Use gluten-free cake mix; the rest is naturally GF-friendly.
Can I add mix-ins like chocolate chips?
Yes! Stir in 1/2 cup post-mixing—nuts or M&Ms work too without altering bake time.
What’s the best cake mix flavor for beginners?
Lemon or vanilla—bright, forgiving flavors that highlight the Cool Whip’s creaminess.


Easy 3-Ingredient Cool Whip Cookies
Ingredients
Equipment
Method
- Preheat your oven to 350°F (175°C). Prepare a baking sheet by lining it with parchment paper or a silicone baking mat to prevent sticking.

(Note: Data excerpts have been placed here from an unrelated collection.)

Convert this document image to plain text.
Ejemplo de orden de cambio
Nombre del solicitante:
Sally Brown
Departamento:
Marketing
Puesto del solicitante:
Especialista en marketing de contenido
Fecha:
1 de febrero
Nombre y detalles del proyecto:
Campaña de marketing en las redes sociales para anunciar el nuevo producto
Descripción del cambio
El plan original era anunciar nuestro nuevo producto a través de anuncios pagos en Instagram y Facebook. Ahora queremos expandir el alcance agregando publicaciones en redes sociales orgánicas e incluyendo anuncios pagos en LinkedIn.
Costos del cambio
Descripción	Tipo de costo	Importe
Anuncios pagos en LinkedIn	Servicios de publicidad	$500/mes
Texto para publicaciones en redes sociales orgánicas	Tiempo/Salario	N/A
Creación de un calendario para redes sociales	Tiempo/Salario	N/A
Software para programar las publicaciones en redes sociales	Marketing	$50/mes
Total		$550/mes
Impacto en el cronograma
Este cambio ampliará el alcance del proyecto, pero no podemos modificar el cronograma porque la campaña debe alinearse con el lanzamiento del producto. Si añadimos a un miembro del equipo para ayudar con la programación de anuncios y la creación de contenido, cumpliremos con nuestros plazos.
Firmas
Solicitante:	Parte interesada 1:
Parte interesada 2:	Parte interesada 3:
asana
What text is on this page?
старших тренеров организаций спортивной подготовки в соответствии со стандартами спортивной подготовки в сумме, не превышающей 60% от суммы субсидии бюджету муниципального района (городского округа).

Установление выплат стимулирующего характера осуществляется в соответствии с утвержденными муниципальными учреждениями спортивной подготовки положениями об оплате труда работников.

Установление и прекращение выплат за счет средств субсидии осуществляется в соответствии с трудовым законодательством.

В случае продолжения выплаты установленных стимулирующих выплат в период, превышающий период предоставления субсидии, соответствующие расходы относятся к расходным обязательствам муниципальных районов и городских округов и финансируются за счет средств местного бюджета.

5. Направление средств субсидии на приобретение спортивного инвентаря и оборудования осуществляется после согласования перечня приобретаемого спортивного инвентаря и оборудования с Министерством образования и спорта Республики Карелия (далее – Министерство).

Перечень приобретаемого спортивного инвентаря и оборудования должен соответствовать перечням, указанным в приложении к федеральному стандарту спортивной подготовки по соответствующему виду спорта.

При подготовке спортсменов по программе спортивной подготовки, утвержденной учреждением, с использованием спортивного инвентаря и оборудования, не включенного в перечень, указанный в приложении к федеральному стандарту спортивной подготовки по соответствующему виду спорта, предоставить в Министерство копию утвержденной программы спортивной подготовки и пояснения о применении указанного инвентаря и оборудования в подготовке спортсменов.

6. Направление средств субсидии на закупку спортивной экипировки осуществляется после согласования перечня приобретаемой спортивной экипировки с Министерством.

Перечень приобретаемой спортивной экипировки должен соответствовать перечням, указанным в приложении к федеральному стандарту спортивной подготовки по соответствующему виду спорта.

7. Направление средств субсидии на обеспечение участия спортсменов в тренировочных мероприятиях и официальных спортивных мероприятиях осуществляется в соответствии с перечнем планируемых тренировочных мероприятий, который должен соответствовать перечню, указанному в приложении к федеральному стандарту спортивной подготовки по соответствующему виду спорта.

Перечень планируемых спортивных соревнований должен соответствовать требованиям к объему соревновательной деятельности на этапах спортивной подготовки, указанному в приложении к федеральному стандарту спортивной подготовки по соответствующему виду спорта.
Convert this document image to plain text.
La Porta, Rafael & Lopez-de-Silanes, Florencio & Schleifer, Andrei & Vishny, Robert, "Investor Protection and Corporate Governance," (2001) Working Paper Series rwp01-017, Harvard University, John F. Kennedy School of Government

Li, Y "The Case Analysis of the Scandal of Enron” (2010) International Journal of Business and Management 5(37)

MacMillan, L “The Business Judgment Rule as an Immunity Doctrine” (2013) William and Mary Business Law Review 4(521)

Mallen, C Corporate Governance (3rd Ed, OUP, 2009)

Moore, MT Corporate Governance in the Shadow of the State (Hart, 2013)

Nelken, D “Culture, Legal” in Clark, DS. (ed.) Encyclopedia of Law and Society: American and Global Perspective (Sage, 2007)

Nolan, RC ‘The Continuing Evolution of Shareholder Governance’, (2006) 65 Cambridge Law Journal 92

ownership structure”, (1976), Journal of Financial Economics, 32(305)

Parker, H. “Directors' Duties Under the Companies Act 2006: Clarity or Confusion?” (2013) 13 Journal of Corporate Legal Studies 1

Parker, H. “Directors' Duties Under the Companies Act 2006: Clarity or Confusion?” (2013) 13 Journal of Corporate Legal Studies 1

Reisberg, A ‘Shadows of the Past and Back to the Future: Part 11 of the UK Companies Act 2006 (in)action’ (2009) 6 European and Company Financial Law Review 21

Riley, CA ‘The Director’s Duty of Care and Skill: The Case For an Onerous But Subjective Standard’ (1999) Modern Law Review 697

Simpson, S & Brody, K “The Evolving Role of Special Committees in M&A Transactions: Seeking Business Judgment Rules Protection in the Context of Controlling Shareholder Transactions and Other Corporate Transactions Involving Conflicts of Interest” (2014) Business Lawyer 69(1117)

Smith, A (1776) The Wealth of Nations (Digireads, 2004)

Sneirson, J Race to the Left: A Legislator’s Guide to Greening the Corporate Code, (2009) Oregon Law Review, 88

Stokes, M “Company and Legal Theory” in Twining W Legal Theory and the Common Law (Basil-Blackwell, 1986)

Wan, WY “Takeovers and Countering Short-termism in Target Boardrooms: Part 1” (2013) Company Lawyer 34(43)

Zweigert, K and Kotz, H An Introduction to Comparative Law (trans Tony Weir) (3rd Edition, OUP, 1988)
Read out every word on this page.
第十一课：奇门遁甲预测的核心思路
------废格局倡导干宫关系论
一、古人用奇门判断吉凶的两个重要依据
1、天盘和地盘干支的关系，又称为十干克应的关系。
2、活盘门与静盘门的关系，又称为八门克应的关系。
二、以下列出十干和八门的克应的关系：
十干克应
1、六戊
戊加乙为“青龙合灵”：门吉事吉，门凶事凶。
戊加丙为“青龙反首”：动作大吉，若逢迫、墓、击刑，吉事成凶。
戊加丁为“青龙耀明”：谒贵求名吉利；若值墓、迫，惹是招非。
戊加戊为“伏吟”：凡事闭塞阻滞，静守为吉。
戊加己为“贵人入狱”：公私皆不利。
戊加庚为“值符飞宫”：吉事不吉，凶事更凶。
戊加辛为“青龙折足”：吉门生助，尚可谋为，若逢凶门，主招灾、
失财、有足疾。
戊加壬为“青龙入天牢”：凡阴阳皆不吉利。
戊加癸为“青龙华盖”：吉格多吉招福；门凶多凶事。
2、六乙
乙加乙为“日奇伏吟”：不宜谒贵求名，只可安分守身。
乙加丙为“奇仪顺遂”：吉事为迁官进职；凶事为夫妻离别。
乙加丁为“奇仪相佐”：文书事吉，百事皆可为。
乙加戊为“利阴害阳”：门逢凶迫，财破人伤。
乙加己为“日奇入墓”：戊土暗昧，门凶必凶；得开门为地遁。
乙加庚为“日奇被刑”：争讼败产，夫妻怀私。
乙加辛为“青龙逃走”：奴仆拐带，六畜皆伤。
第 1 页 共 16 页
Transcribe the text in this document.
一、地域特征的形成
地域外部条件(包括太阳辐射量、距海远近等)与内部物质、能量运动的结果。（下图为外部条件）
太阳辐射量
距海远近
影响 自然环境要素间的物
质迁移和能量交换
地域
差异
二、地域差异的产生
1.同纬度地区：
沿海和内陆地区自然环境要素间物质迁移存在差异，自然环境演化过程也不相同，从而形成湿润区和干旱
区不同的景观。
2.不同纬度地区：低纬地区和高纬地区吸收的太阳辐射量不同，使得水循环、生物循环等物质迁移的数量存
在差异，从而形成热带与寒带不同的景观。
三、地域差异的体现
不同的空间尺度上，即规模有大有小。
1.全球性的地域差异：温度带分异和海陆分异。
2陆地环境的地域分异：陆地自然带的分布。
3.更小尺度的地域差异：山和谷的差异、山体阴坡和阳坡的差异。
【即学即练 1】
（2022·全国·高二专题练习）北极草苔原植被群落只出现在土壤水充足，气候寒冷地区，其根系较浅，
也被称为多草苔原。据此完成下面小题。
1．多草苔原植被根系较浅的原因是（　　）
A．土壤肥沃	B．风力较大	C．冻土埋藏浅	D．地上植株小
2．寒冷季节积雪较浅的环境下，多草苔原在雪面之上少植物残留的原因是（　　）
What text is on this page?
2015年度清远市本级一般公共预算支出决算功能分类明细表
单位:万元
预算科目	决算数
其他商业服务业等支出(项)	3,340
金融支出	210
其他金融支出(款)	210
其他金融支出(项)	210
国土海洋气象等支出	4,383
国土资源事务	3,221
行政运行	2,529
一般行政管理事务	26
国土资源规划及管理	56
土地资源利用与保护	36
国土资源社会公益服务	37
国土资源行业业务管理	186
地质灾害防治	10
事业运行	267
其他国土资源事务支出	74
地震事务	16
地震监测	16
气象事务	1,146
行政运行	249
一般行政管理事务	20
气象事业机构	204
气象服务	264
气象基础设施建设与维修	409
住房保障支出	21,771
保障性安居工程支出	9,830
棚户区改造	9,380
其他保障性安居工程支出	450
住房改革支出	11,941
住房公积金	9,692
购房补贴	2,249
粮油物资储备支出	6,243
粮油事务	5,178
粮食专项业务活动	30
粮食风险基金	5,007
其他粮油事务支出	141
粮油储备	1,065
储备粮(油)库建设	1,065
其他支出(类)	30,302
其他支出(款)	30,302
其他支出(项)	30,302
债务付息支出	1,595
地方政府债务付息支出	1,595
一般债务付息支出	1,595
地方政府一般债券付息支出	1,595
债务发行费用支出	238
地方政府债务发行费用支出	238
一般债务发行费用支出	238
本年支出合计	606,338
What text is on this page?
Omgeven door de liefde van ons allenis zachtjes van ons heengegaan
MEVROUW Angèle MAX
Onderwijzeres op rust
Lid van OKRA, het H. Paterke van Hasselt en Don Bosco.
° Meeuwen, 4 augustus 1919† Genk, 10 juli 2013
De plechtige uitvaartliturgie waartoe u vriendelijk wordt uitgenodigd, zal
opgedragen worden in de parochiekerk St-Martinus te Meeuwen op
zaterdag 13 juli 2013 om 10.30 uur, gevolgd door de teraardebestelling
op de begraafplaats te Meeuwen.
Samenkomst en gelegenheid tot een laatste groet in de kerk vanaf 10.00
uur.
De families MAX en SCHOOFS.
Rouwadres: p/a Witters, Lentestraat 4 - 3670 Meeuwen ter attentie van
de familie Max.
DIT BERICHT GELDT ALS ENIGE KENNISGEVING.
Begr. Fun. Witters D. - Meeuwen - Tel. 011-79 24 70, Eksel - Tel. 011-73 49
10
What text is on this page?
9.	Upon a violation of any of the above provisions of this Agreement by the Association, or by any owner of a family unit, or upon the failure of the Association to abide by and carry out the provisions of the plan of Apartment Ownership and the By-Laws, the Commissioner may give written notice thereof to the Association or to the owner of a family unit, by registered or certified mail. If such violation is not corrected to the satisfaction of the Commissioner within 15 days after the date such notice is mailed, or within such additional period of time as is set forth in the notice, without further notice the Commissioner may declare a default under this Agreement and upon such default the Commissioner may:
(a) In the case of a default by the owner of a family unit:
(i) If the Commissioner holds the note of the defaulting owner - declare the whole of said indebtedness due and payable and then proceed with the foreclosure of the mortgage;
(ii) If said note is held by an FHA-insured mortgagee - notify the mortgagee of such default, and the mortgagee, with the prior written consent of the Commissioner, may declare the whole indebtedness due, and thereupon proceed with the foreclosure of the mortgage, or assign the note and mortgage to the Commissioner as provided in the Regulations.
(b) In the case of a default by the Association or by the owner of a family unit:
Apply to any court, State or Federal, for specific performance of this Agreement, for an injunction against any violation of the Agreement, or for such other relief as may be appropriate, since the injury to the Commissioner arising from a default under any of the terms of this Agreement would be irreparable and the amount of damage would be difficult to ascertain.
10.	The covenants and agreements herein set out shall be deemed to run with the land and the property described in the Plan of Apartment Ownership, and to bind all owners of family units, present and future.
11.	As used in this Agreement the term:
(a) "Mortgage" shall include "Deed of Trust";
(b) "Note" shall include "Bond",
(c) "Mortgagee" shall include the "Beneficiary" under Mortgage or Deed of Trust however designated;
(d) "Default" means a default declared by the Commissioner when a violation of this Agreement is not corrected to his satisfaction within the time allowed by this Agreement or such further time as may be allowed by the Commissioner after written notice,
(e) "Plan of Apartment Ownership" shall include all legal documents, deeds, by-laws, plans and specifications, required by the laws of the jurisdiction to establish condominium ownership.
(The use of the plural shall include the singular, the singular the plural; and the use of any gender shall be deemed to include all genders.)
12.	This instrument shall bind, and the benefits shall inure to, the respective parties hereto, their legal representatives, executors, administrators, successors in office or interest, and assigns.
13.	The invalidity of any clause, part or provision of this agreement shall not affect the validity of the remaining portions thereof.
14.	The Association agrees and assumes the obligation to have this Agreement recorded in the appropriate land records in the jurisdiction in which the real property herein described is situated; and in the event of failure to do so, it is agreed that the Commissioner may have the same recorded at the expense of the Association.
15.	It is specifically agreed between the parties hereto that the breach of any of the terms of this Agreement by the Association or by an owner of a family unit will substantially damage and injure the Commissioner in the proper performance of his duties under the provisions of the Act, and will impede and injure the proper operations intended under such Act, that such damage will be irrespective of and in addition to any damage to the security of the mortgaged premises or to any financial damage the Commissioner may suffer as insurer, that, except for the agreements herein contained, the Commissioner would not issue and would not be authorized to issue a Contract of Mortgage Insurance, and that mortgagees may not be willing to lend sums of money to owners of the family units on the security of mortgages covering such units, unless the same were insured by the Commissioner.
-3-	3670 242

- In a large mixing bowl, combine the cake mix, thawed Cool Whip, and the large egg. Stir until all ingredients are well incorporated and a sticky dough forms. For easier handling, you may chill the dough for 15–20 minutes.
- Using a spoon or a cookie scoop, form tablespoon-sized balls of dough. If desired, roll each ball in powdered sugar to create a beautiful crinkle effect on the baked cookies.
- Place the dough balls approximately 2 inches apart on the prepared baking sheet. Bake for 10–12 minutes, or until the edges are lightly set and the centers remain slightly soft.
- Allow the cookies to cool on the baking pan for 5 minutes before carefully transferring them to a wire rack to cool completely. This helps them firm up without breaking.